In the third chapter of the 1867 edition of Capital, volume 1, devoted to the work-process and the production of use-values, Marx writes that, [quote] “we assume the work-process to be in such a form that it belongs exclusively to the human.” He then goes on to differentiate such work from the operations and constructions of spiders and bees, arguing that while [quote] “a spider [Spinne] carries out operations resembling those of a weaver and a bee, through the construction of its wax cells, puts some human builders to shame,” even the worst human builders distinguish themselves from bees insofar as they are able to construct cells in their heads before constructing them in wax (Marx 1967, pp. 177-8 / MEGA II.5 129).⁠1 In other words, they are able to construct their edifices ideally before constructing them really.  A few lines later, Marx further clarifies what he means, arguing  that work does not merely consist in the alteration of a natural form, but in the realization of a purpose or Zweck in that very alteration: [quote] “Apart from the striving of the organs that are working, the purposeful will, which reveals itself as attention, is required  for the entire duration of the work-process...” (MEGA II.5 129). From the start, Marx makes it clear that he is not interested in “those sort of animalistic instinctual forms of the work-process (MEGA II.5 129),” which we find, for example, in the workings of the vital organs: the heart, the lungs, etc. Instead, he is interested in that kind of work which, of which he thinks, only humans are capable: namely, willed, purposeful, intentional work. That many other non-human animals are most certainly capable of work that transcends the workings of organs, does not seem to bother Marx. Ultimately, the closest that animals get to actually working is becoming tools, instruments in the human work-process.
Like most all Western philosophers, Marx is a dualist who believes we can divide the world up into humans on the one side and nonhumans on the other and that on the basis of some supposedly specifically human trait or property or constellation of properties:  in this case intentionality, purposefulness, willfulness, consciousness etc.. To be sure, in Marx’s case,  it is not entirely correct to say, that animals are incapable of work in a general sense, only that they are incapable of that specific kind of work, which human beings engage in and which distinguishes them from all other animals: namely, intentional, purposeful, willful, work.

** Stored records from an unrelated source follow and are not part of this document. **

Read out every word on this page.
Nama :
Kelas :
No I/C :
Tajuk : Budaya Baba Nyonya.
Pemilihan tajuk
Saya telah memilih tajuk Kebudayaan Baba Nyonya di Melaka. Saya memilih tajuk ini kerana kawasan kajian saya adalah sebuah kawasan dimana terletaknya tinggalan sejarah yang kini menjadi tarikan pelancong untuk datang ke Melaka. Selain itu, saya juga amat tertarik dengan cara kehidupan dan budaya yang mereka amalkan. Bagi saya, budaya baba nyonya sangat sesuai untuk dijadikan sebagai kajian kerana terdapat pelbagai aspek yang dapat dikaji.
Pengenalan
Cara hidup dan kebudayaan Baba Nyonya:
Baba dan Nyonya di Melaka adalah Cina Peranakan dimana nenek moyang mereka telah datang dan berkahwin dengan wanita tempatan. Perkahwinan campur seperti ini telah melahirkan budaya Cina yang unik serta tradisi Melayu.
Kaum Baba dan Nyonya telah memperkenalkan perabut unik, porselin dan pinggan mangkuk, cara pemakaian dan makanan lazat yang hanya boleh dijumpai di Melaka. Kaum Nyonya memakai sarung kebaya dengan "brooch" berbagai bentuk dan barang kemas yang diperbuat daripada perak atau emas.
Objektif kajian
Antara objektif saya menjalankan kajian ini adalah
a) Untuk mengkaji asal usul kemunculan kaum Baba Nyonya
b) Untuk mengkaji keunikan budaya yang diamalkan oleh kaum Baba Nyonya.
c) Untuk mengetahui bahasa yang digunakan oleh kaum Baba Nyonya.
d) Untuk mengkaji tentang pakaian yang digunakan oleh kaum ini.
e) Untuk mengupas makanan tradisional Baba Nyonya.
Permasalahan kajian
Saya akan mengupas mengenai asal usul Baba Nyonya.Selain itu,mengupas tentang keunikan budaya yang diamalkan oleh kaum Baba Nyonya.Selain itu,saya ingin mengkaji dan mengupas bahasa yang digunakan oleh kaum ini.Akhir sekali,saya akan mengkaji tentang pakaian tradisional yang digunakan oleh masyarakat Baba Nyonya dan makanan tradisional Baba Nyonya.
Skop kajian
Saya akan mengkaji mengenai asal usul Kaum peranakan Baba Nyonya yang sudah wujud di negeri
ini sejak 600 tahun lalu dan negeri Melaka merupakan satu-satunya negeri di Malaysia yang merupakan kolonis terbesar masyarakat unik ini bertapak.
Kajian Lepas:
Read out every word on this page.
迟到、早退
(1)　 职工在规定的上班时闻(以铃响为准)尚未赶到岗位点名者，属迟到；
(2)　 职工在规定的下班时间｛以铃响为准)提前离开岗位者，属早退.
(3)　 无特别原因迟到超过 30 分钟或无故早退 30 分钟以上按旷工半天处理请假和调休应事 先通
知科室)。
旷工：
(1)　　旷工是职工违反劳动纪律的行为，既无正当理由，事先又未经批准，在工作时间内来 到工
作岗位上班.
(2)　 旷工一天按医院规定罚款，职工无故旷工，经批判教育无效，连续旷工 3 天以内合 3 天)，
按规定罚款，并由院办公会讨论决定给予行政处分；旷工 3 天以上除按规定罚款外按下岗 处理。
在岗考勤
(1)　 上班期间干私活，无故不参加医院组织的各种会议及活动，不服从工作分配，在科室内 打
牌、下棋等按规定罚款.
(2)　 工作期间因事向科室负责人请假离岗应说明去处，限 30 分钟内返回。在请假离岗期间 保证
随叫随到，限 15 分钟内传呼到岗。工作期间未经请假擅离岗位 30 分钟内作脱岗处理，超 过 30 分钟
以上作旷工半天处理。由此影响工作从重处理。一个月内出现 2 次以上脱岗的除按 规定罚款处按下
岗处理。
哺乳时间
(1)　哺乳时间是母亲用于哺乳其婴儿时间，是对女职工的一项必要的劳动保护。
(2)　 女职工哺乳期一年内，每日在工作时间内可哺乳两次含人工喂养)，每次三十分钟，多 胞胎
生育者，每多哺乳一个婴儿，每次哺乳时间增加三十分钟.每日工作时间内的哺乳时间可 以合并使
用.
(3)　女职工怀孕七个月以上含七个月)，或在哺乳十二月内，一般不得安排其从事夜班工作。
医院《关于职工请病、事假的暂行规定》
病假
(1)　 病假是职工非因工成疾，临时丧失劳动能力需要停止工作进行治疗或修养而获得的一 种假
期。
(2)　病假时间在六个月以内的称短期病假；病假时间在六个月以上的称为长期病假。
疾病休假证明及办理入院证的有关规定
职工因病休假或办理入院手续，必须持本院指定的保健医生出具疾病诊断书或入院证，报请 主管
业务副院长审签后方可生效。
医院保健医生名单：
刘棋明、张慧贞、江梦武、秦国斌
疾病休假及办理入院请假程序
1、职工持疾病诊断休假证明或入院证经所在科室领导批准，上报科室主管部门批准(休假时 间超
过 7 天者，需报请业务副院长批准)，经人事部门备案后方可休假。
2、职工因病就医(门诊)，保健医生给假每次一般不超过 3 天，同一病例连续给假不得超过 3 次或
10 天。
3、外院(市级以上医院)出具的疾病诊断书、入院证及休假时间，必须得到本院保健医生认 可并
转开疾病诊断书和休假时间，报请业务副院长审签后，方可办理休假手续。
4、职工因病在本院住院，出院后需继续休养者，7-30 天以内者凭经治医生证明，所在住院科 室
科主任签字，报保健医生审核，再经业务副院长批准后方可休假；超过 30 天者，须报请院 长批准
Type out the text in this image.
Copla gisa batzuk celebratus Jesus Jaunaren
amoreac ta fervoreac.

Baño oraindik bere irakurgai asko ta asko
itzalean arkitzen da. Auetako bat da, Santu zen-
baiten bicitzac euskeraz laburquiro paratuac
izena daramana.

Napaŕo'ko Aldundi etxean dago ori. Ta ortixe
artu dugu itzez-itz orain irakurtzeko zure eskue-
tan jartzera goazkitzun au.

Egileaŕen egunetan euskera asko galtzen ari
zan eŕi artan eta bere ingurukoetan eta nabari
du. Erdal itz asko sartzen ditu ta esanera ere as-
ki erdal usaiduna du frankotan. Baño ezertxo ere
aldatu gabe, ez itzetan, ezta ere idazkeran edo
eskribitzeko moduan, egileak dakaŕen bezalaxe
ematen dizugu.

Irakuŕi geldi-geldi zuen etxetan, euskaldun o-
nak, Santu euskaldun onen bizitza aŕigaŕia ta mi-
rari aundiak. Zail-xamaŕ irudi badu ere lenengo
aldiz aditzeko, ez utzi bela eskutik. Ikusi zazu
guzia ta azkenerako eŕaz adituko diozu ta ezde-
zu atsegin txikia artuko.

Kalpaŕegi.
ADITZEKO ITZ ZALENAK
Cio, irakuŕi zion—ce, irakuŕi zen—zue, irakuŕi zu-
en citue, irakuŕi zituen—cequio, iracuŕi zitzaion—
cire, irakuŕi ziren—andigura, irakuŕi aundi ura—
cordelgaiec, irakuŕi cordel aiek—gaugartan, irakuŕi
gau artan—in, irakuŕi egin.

Another way of putting this is that, for Marx, it is not work per se that distinguishes human beings from other animals, but the human animal’s capacity to think, to plan ahead, to design etc., to work purposefully, which is to say to have a goal or purpose in mind while working, to be conscious of what one is doing and why one is doing it while working. And this is why work demands the worker’s attention; otherwise, it would be indistinguishable from play, which [quote] “carries the worker away on the basis of its own content and its manner of execution”  (MEGA II.5 129). Here, work becomes intentional, purposeful, willful etc., to the extent that it demands will, purpose, intention, etc. Put otherwise, work appears as work as such when it comes into conflict with the natural will, with the drives or desires. Will, intention, purpose, and even consciousness as such, would seem to arise through the negation of a “natural”  will, intention, purpose, consciousness etc. – what Hegel refers to as desire or else animal consciousness.
I do not want to dwell too long here on Marx, especially sense I have promised you a talk on Bataille, Kojève, and Hegel. That said, something would be amiss, if I were to give a talk on work without mentioning Marx, especially sense, as far as I can tell, Marx is one of the first to explicitly make the case that humans differentiate themselves from other animals on the basis work as purposeful activity, an argument that will then be taken up and modified by Kojève and Bataille. Although something like this argument is present in Hegel, Kojève and Bataille make this argument even more explicitly, (along with Hannah Arendt for that matter), and it it is to their works that I would now like to turn.  Without downplaying their very real differences, my goal will be to highlight the essentially Hegelian strand of thought, binding these thinkers together. To begin, let me then briefly discuss Hegel’s concept of work.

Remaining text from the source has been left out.